Emergency or stand-by oxygen systems for beneficiaries who are not regularly using oxygen will be denied as not reasonable and necessary since they are precautionary and not therapeutic in nature.
Topical hyperbaric oxygen chambers (A4575) will be denied as not reasonable and necessary.
Topical oxygen delivery systems (E0446) will be denied as not reasonable and necessary.
REFILLS OF OXYGEN CONTENTS:
For Durable Medical Equipment, Prosthetics, Orthotics, and Supplies (DMEPOS) items and supplies provided on a recurring basis, billing must be based on prospective, not retrospective use.
Oxygen contents are reimbursed with a monthly allowance covering all contents necessary for the month. Supply allowances are not subject to the refill monitoring and documentation requirements specified in Chapter 5 of the Medicare Program Integrity Manual.
All other supplies, e.g. tubing, masks or cannulas, etc., are included in the monthly rental payment. Supplies that are not separately payable are not subject to the refill monitoring and documentation requirements specified in Chapter 5 of the Medicare Program Integrity Manual.
See the Non-Medical Coverage and Payment Rules section of the LCD-related Policy Article for additional information about coverage of oxygen contents.
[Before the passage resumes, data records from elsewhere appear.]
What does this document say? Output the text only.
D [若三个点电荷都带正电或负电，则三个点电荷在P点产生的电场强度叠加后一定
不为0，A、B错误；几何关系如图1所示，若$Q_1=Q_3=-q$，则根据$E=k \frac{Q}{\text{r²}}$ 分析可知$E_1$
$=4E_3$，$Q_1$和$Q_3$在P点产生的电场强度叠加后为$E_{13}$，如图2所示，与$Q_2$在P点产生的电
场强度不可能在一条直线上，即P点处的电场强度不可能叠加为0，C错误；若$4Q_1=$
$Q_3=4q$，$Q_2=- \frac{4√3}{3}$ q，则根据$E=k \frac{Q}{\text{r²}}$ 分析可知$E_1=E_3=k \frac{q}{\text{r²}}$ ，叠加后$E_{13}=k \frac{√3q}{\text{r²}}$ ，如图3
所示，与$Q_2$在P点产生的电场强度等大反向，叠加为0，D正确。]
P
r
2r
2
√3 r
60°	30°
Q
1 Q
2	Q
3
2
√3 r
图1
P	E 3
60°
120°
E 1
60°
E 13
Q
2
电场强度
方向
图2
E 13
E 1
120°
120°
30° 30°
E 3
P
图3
A Standard Written Order (SWO) must be communicated to the supplier before a claim is submitted. If the supplier bills for an item addressed in this policy without first receiving a completed SWO, the claim shall be denied as not reasonable and necessary.
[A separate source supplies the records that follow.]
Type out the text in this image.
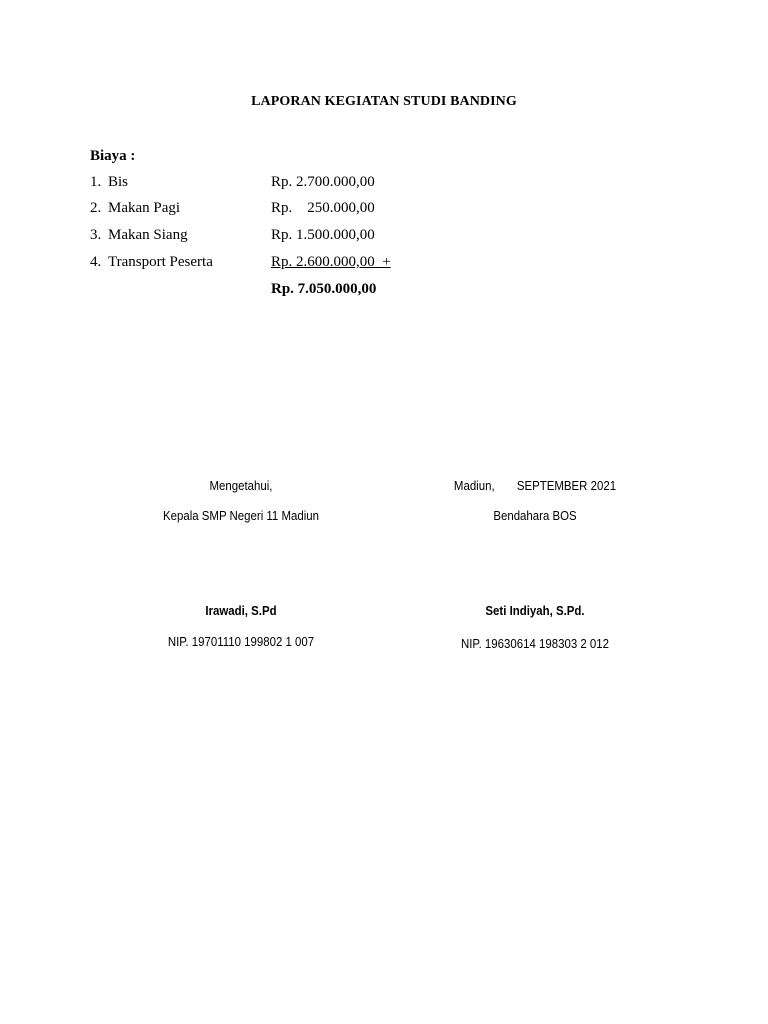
LAPORAN KEGIATAN STUDI BANDING
Biaya :
1. Bis	Rp. 2.700.000,00
2. Makan Pagi	Rp.    250.000,00
3. Makan Siang	Rp. 1.500.000,00
4. Transport Peserta	Rp. 2.600.000,00  +
Rp. 7.050.000,00
Mengetahui,
Kepala SMP Negeri 11 Madiun
Irawadi, S.Pd
NIP. 19701110 199802 1 007
Madiun,       SEPTEMBER 2021
Bendahara BOS
Seti Indiyah, S.Pd.
NIP. 19630614 198303 2 012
For Durable Medical Equipment, Prosthetics, Orthotics and Supplies (DMEPOS) base items that require a Written Order Prior to Delivery (WOPD), the supplier must have received a signed SWO before the DMEPOS item is delivered to a beneficiary. If a supplier delivers a DMEPOS item without first receiving a WOPD, the claim shall be denied as not reasonable and necessary. Refer to the LCD-related Policy Article, located at the bottom of this policy under the Related Local Coverage Documents section.
For DMEPOS base items that require a WOPD, and also require separately billed associated options, accessories, and/or supplies, the supplier must have received a WOPD which lists the base item and which may list all the associated options, accessories, and/or supplies that are separately billed prior to the delivery of the items. In this scenario, if the supplier separately bills for associated options, accessories, and/or supplies without first receiving a completed and signed WOPD of the base item prior to delivery, the claim(s) shall be denied as not reasonable and necessary.
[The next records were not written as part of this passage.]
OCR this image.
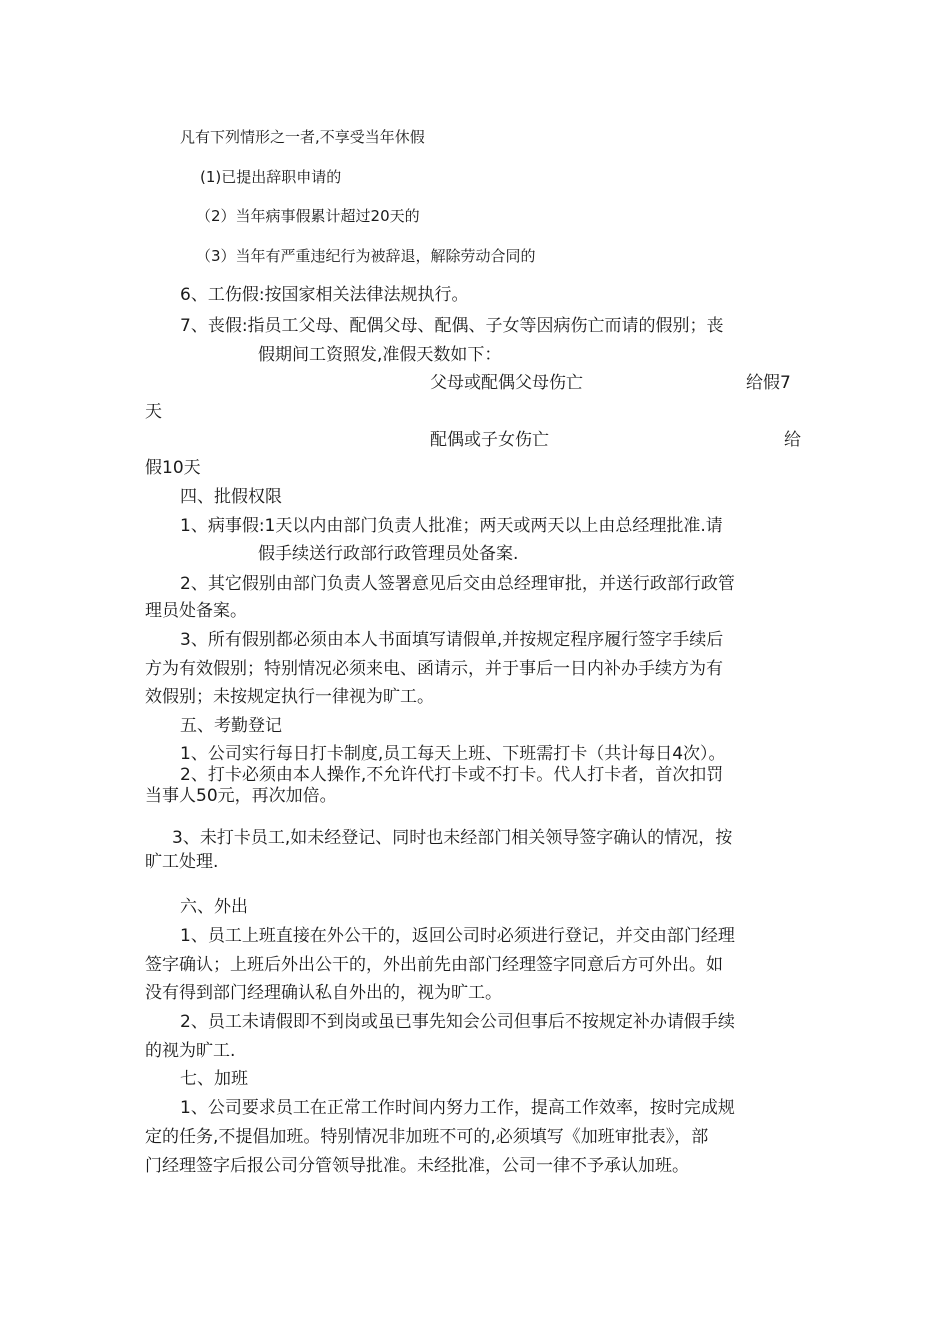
凡有下列情形之一者,不享受当年休假

(1)已提出辞职申请的

（2）当年病事假累计超过20天的

（3）当年有严重违纪行为被辞退，解除劳动合同的

6、工伤假:按国家相关法律法规执行。

7、丧假:指员工父母、配偶父母、配偶、子女等因病伤亡而请的假别；丧

假期间工资照发,准假天数如下：

父母或配偶父母伤亡	给假7

天

配偶或子女伤亡	给

假10天

四、批假权限

1、病事假:1天以内由部门负责人批准；两天或两天以上由总经理批准.请

假手续送行政部行政管理员处备案.

2、其它假别由部门负责人签署意见后交由总经理审批，并送行政部行政管

理员处备案。

3、所有假别都必须由本人书面填写请假单,并按规定程序履行签字手续后

方为有效假别；特别情况必须来电、函请示，并于事后一日内补办手续方为有

效假别；未按规定执行一律视为旷工。

五、考勤登记

1、公司实行每日打卡制度,员工每天上班、下班需打卡（共计每日4次）。

2、打卡必须由本人操作,不允许代打卡或不打卡。代人打卡者，首次扣罚

当事人50元，再次加倍。

3、未打卡员工,如未经登记、同时也未经部门相关领导签字确认的情况，按

旷工处理.

六、外出

1、员工上班直接在外公干的，返回公司时必须进行登记，并交由部门经理

签字确认；上班后外出公干的，外出前先由部门经理签字同意后方可外出。如

没有得到部门经理确认私自外出的，视为旷工。

2、员工未请假即不到岗或虽已事先知会公司但事后不按规定补办请假手续

的视为旷工.

七、加班

1、公司要求员工在正常工作时间内努力工作，提高工作效率，按时完成规

定的任务,不提倡加班。特别情况非加班不可的,必须填写《加班审批表》，部

门经理签字后报公司分管领导批准。未经批准，公司一律不予承认加班。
An item/service is correctly coded when it meets all the coding guidelines listed in CMS HCPCS guidelines, LCDs, LCD-related Policy Articles, or DME MAC articles. Claims that do not meet coding guidelines shall be denied as not reasonable and necessary/incorrectly coded.
Proof of delivery (POD) is a Supplier Standard and DMEPOS suppliers are required to maintain POD documentation in their files. Proof of delivery documentation must be made available to the Medicare contractor upon request. All services that do not have appropriate proof of delivery from the supplier shall be denied as not reasonable and necessary.